Türk ekonomisinde kriz ne zaman patlak verdi sorusunun cevabı duruma göre değişebilir. Örneğin 2008’de kriz Haziran ayında, yılın ilk çeyreğinde patlak verdi. Üretim mutlak olarak yüzde 1,2 oranında küçüldüğü için 2008 bir kriz yılıydı.
Şimdi ise krizin 2018’in Temmuz ayından sonra patlak verdiğini söyleyebiliriz. Ama soruna yılın çeyrekleri bazında baktığımızda ekonominin 2018’in başından -ilk çeyreğinden beri- krizde olduğunu söyleyebiliriz. Ancak, soruna yıl çerçevesinde bakıldığında 2018 yılı bir kriz yılı değildir. Sanayi üretiminde yıl ortalaması bazında bir mutlak küçülme yok.

Her halükarda yukarıdaki mevsim ve takvim etkilerinden arındırılmış sanayi üretim endeksi grafiği (bir ay öncesine göre değişim) bize, sanayi üretiminin 2018’in Ağustos ayından Aralık ayına kadar sürekli küçülme içinde olduğunu göstermektedir. Ancak 2019’un Ocak ayında Aralık 2018’e göre yüzde 1 oranında bir artış olmuştur (2).

1.2- Yılın çeyreklerine göre sanayi üretimi(Bir ay öncesine göre değişim)

Oranlar, bir önceki çeyreğe göre olduğu için 2018’in bütün çeyreklerinde sanayi üretimini küçülmüş olarak görüyoruz. Her halükarda yılın çeyreklerine göre hazırlanan veriler, aylara göre hazırlanmış verilerden daha istikrarlı sonuçlara götürür; aylık değişkenliğin yerini 3 aylık değişkenlikler almış olur (3).

1.3-Yıllara göre sanayi üretimi



Sanayi üretiminin yıllık ortalama verileri 2018 yılının bir kriz yılı olmadığını göstermektedir. Yukarıdaki grafikte 2001, 2008-2009 yıllarının kriz yılları olduğunu görüyoruz. Üretimin şimdiki seyrinin devam etmesi durumda 2019 yılı bir kriz yılı olacaktır. Her konjonktür çevrimi kriz aşamasıyla başlar. Bu durumda 21. yüzyılda ekonominin ilk çevrimi 2001’de başlıyor ve 2007 sonuna kadar devam ediyor (7 yıl süren bir konjonktür çevrimi). İkinci konjonktür çevrimi 2008’de başlıyor ve 2018’ sonuna kadar devam ediyor (11 yıl süren bir konjonktür çevrimi). Veriler için bkz.:(4)
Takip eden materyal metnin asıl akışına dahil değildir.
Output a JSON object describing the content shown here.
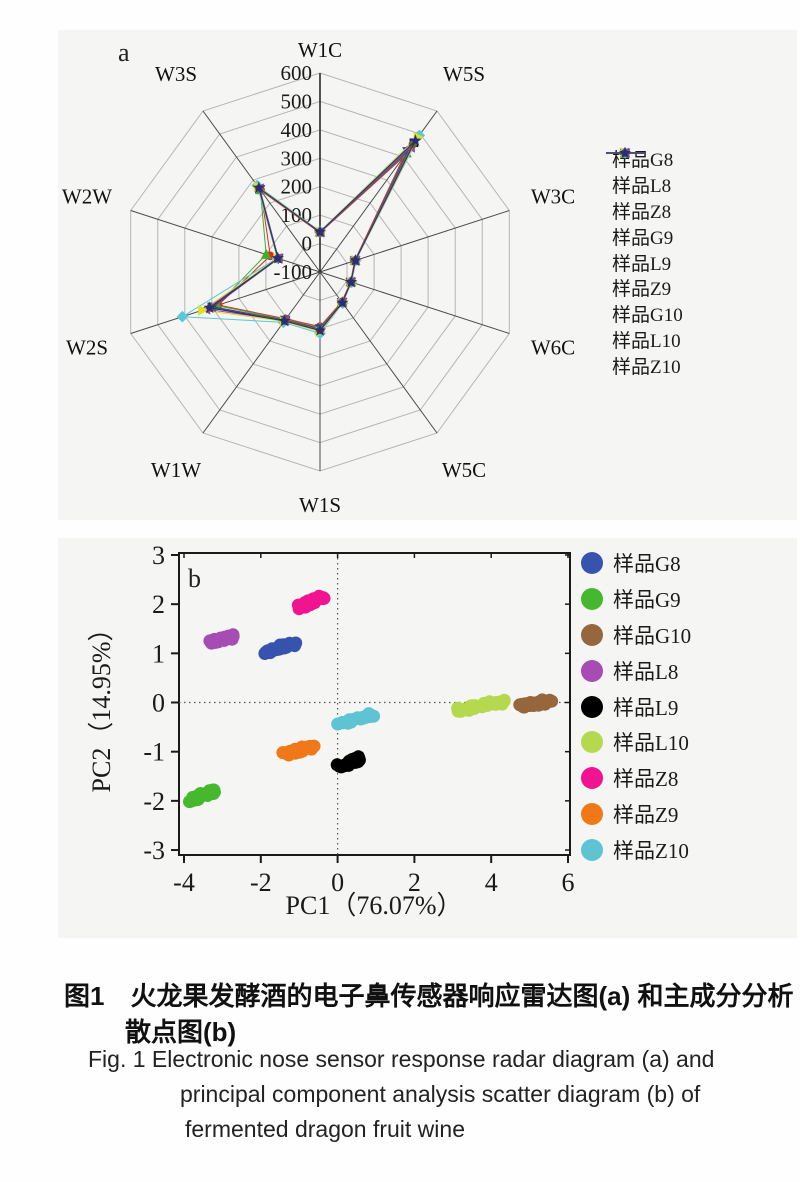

2-Ana Sektörlerde Üretim Göstergeleri

Ana sektörlerin verileri, gruplandırılmış tekil sektörlerin verilerinin ortalamasıdır. Çok sayıda sektör verilerinin ortalaması olduğu için değerlendirme açısından önemlidir.
Sanayi üretiminin, dolayısıyla ekonominin seyrini göstermek için, bir biçimde sağlama yapmak için ana sektörlerde ve teknoloji kategorilerine göre üretimde hem bir yıl öncesinin ve hem de bir ay öncesinin verilerini aynı döneme tekabül eden en son verilerle karşılaştıracağız. Bu durumda Temmuz-Aralık 2018 ve Ocak 2019 verilerini bir sene öncesinin aynı dönem (Ocak-Aralık 2017 ve Ocak 2018) verileriyle ve Temmuz 2018’den itibaren de bir ay öncesiyle karşılaştırmış olacağız. Tablo, grafik, veri okumak sıkıcı olmamalıdır. Uzun uzun anlatmaktan daha çok öğreticidir.

2.1-Toplam sanayide aylık üretim göstergeleri



2015=100 bazında bir önceki yılın aynı ayına göre sanayi üretimindeki değişim, ekonominin “dört başı mamur” bir kriz sürecinde olduğunu göstermektedir. 2018’in aynı aylarına göre 2019’un aynı ayların karşılaştırılması olan yukarıdaki grafik, toplam sanayi üretiminin 2018’in ikinci yarısında bir sene öncesinin aynı dönemine göre oldukça daraldığını göstermektedir. Bu daralma Aralık 2018’de yüzde 10 oranında bir değişimi gösterir.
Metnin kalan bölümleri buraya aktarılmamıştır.